Davos 2023: Colombia pushes LatAm corporate tax accord

Colombian Finance Minister Jose Antonio Ocampo speaks during an interview with Reuters in Bogota, Colombia August 2, 2022. REUTERS/Vannessa Jimenez

DAVOS, Switzerland, Jan 17 (Reuters) - Colombia is looking to supplement a global deal setting minimum tax levels for multinationals with an additional accord among its fellow Latin American countries, finance minister Jose Antonio Ocampo said on Tuesday.

Paris-based think tank Organisation for Economic Cooperation and Development in 2021 rallied some 140 countries to support a revamp of cross-border tax rules to take better account of the emergence of big digital companies, such as Apple (AAPL.O) and Amazon (AMZN.O) that can book profits in low-tax countries.
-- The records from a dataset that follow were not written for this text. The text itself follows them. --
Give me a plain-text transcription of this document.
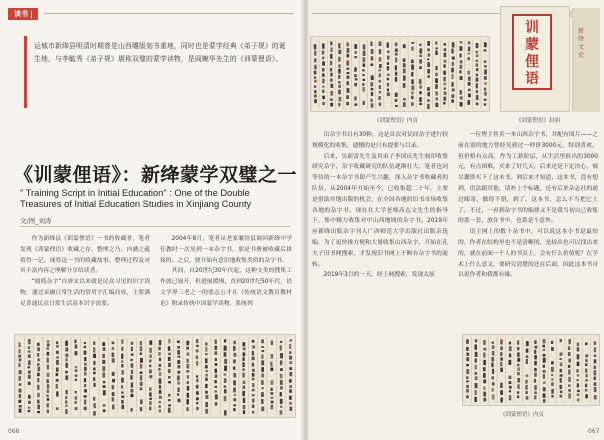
读书
运城市新绛县明清时期曾是山西雕版刻书重地，同时也是蒙学经典《弟子规》的诞生地，与李毓秀《弟子规》堪称双璧的蒙学读物，是阎畹华先生的《训蒙俚语》。
《训蒙俚语》：新绛蒙学双璧之一
" Training Script in Initial Education" : One of the Double Treasures of Initial Education Studies in Xinjiang County
文/图_刘涛

作为新绛县《训蒙俚语》一书的收藏者，笔者发现《训蒙俚语》收藏之存、整理之乃、内涵之蕴值得一记。现将这一书的收藏故事、整理过程及对其丰富内容之理解分享给读者。

“阅简杂字”自唐宋以来就是民众习见的识字读物，通过采撷日常生活的常用字汇编而成，主要满足普通民众日常生活基本识字需要。

2004年8月，笔者从老家襄汾县调回新绛中学任教时一次见到一本杂字书，那是书册被收藏后拼接的。之后，便开始有意识地收集类似的杂字书。

其间，自20世纪30年代起，这种文类的搜集工作就已展开，但进展缓慢，直到20世纪50年代，语文学界三老之一的张志公才在《传统语文教育教材论》附录传统中国蒙学读物，系统列

066
训蒙俚语
新绛文史
《训蒙俚语》内页	《训蒙俚语》封面

出杂字书目有30种，这是首次对民间杂字进行较规模化的收集，遗憾的是只有提要与目录。

后来，吴新雷先生及其弟子李国庆先生刻印收集研究杂字，杂字收藏研究的队伍逐渐壮大。笔者也同等待的一本杂字书即产生兴趣，深入杂字书收藏者的队伍，从2004年开始至今，已收集超二十年，主要是借助并地出版的机会，在全国各地的旧书市场收集各地的杂字书，现在在大学老师高志文先生的指导下，集中精力收集对中山西地域的杂字书。2019年应新绛出版杂字刊人广西师范大学出版社出版杂选编，为了更快推方便和大量收集山西杂字，开始在孔夫子旧书网搜索，才发现旧书网上不断有杂字书的流转。

2019年3月的一天，经上网搜索，发现太原

一位博主售卖一本山西杂字书，并配有图片——之前在别的地方曾经见到过一样价3000元，特别喜欢，但价格有点高，作为工薪阶层，从生活里抠出的3000元，有点困难，买来了好几天，后来还是下定决心，倾尽囊资买下了这本书。到后来才知道，这本书，没有想到，语法跟其他，请补上个标题，还有后来杂志社的通过邮寄，做得不错，到了，这本书，怎么不当把它上了，不过，一看到杂字书的编排又不是我当初自己收集的那一套，放在书中，也算是个意外。

语主网上的数十杂书中，可以说这本小书是最短的，作者在结构里也不是清晰的，是较出色可以找出来的，就在前面一个人的书页上，会有什么价值呢？在学术上什么意义，要研究清楚的还在后面，因此这本书可以说作者和我都有缘。

《训蒙俚语》内页
067
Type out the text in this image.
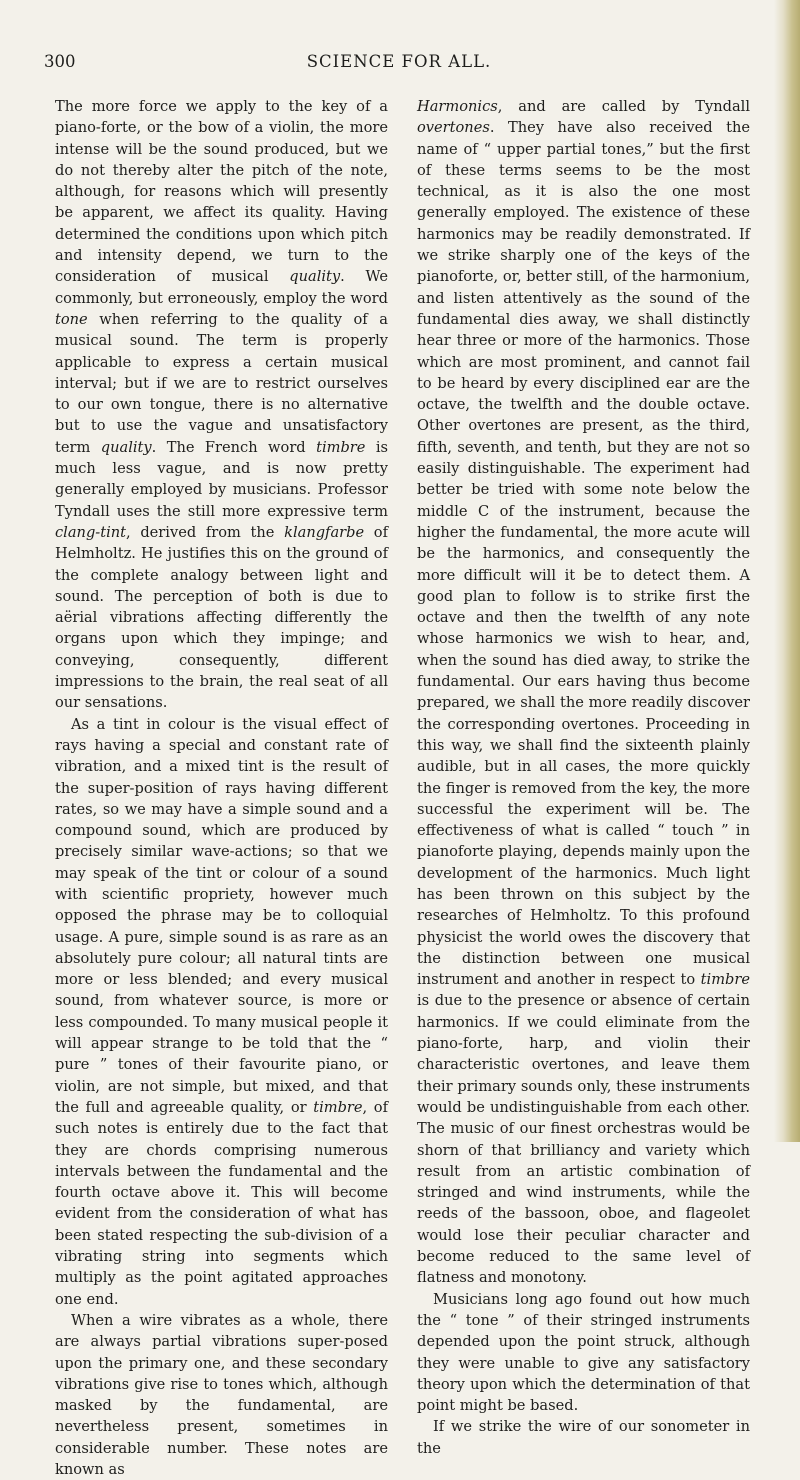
300	SCIENCE FOR ALL.

The more force we apply to the key of a piano-forte, or the bow of a violin, the more intense will be the sound produced, but we do not thereby alter the pitch of the note, although, for reasons which will presently be apparent, we affect its quality. Having determined the conditions upon which pitch and intensity depend, we turn to the consideration of musical quality. We commonly, but erroneously, employ the word tone when referring to the quality of a musical sound. The term is properly applicable to express a certain musical interval; but if we are to restrict ourselves to our own tongue, there is no alternative but to use the vague and unsatisfactory term quality. The French word timbre is much less vague, and is now pretty generally employed by musicians. Professor Tyndall uses the still more expressive term clang-tint, derived from the klangfarbe of Helmholtz. He justifies this on the ground of the complete analogy between light and sound. The perception of both is due to aërial vibrations affecting differently the organs upon which they impinge; and conveying, consequently, different impressions to the brain, the real seat of all our sensations.

As a tint in colour is the visual effect of rays having a special and constant rate of vibration, and a mixed tint is the result of the super-position of rays having different rates, so we may have a simple sound and a compound sound, which are produced by precisely similar wave-actions; so that we may speak of the tint or colour of a sound with scientific propriety, however much opposed the phrase may be to colloquial usage. A pure, simple sound is as rare as an absolutely pure colour; all natural tints are more or less blended; and every musical sound, from whatever source, is more or less compounded. To many musical people it will appear strange to be told that the “ pure ” tones of their favourite piano, or violin, are not simple, but mixed, and that the full and agreeable quality, or timbre, of such notes is entirely due to the fact that they are chords comprising numerous intervals between the fundamental and the fourth octave above it. This will become evident from the consideration of what has been stated respecting the sub-division of a vibrating string into segments which multiply as the point agitated approaches one end.

When a wire vibrates as a whole, there are always partial vibrations super-posed upon the primary one, and these secondary vibrations give rise to tones which, although masked by the fundamental, are nevertheless present, sometimes in considerable number. These notes are known as

Harmonics, and are called by Tyndall overtones. They have also received the name of “ upper partial tones,” but the first of these terms seems to be the most technical, as it is also the one most generally employed. The existence of these harmonics may be readily demonstrated. If we strike sharply one of the keys of the pianoforte, or, better still, of the harmonium, and listen attentively as the sound of the fundamental dies away, we shall distinctly hear three or more of the harmonics. Those which are most prominent, and cannot fail to be heard by every disciplined ear are the octave, the twelfth and the double octave. Other overtones are present, as the third, fifth, seventh, and tenth, but they are not so easily distinguishable. The experiment had better be tried with some note below the middle C of the instrument, because the higher the fundamental, the more acute will be the harmonics, and consequently the more difficult will it be to detect them. A good plan to follow is to strike first the octave and then the twelfth of any note whose harmonics we wish to hear, and, when the sound has died away, to strike the fundamental. Our ears having thus become prepared, we shall the more readily discover the corresponding overtones. Proceeding in this way, we shall find the sixteenth plainly audible, but in all cases, the more quickly the finger is removed from the key, the more successful the experiment will be. The effectiveness of what is called “ touch ” in pianoforte playing, depends mainly upon the development of the harmonics. Much light has been thrown on this subject by the researches of Helmholtz. To this profound physicist the world owes the discovery that the distinction between one musical instrument and another in respect to timbre is due to the presence or absence of certain harmonics. If we could eliminate from the piano-forte, harp, and violin their characteristic overtones, and leave them their primary sounds only, these instruments would be undistinguishable from each other. The music of our finest orchestras would be shorn of that brilliancy and variety which result from an artistic combination of stringed and wind instruments, while the reeds of the bassoon, oboe, and flageolet would lose their peculiar character and become reduced to the same level of flatness and monotony.

Musicians long ago found out how much the “ tone ” of their stringed instruments depended upon the point struck, although they were unable to give any satisfactory theory upon which the determination of that point might be based.

If we strike the wire of our sonometer in the
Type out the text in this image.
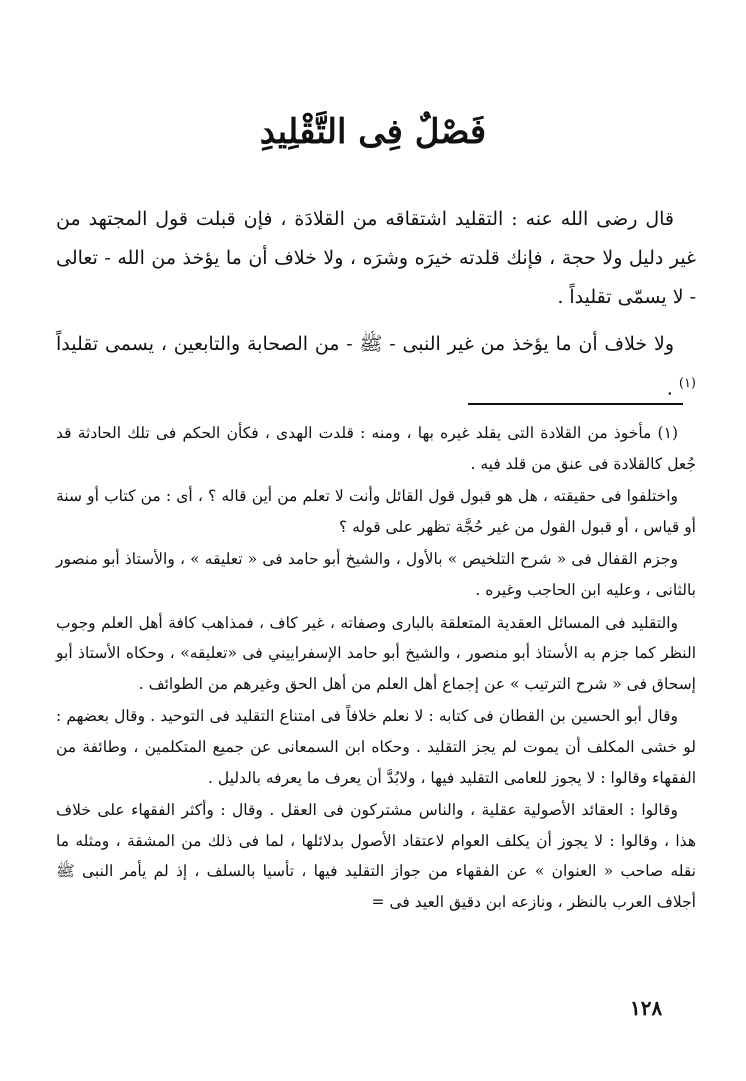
فَصْلٌ فِى التَّقْلِيدِ

قال رضى الله عنه : التقليد اشتقاقه من القلادَة ، فإن قبلت قول المجتهد من غير دليل ولا حجة ، فإنك قلدته خيرَه وشرَه ، ولا خلاف أن ما يؤخذ من الله - تعالى - لا يسمّى تقليداً .

ولا خلاف أن ما يؤخذ من غير النبى - ﷺ - من الصحابة والتابعين ، يسمى تقليداً $^{(١)}$ .

(١) مأخوذ من القلادة التى يقلد غيره بها ، ومنه : قلدت الهدى ، فكأن الحكم فى تلك الحادثة قد جُعل كالقلادة فى عنق من قلد فيه .

واختلفوا فى حقيقته ، هل هو قبول قول القائل وأنت لا تعلم من أين قاله ؟ ، أى : من كتاب أو سنة أو قياس ، أو قبول القول من غير حُجَّة تظهر على قوله ؟

وجزم القفال فى « شرح التلخيص » بالأول ، والشيخ أبو حامد فى « تعليقه » ، والأستاذ أبو منصور بالثانى ، وعليه ابن الحاجب وغيره .

والتقليد فى المسائل العقدية المتعلقة بالبارى وصفاته ، غير كاف ، فمذاهب كافة أهل العلم وجوب النظر كما جزم به الأستاذ أبو منصور ، والشيخ أبو حامد الإسفراييني فى «تعليقه» ، وحكاه الأستاذ أبو إسحاق فى « شرح الترتيب » عن إجماع أهل العلم من أهل الحق وغيرهم من الطوائف .

وقال أبو الحسين بن القطان فى كتابه : لا نعلم خلافاً فى امتناع التقليد فى التوحيد . وقال بعضهم : لو خشى المكلف أن يموت لم يجز التقليد . وحكاه ابن السمعانى عن جميع المتكلمين ، وطائفة من الفقهاء وقالوا : لا يجوز للعامى التقليد فيها ، ولابُدَّ أن يعرف ما يعرفه بالدليل .

وقالوا : العقائد الأصولية عقلية ، والناس مشتركون فى العقل . وقال : وأكثر الفقهاء على خلاف هذا ، وقالوا : لا يجوز أن يكلف العوام لاعتقاد الأصول بدلائلها ، لما فى ذلك من المشقة ، ومثله ما نقله صاحب « العنوان » عن الفقهاء من جواز التقليد فيها ، تأسيا بالسلف ، إذ لم يأمر النبى ﷺ أجلاف العرب بالنظر ، ونازعه ابن دقيق العيد فى =

١٢٨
Ocampo said the OECD-brokered deal, which is expected to take effect in 2024, did not adequately reflect the interests of many developing economies.

"The idea is to have a mechanism of real cooperation that will go over what we consider the frustrating results of the OECD negotiations of a couple of years ago," Ocampo told Reuters on the sidelines of the World Economic Forum annual meeting.

"Only very large multinationals were captured by that regulation, which is too limited. And there is still a bias in favour of (countries that host) the headquarters of multinationals," he said in Davos.

Ocampo said he was approaching Brazil and Chile initially with the proposal, and planned to discuss it with Mexico. The goal was to have a finance minister-level meeting of interested countries in July.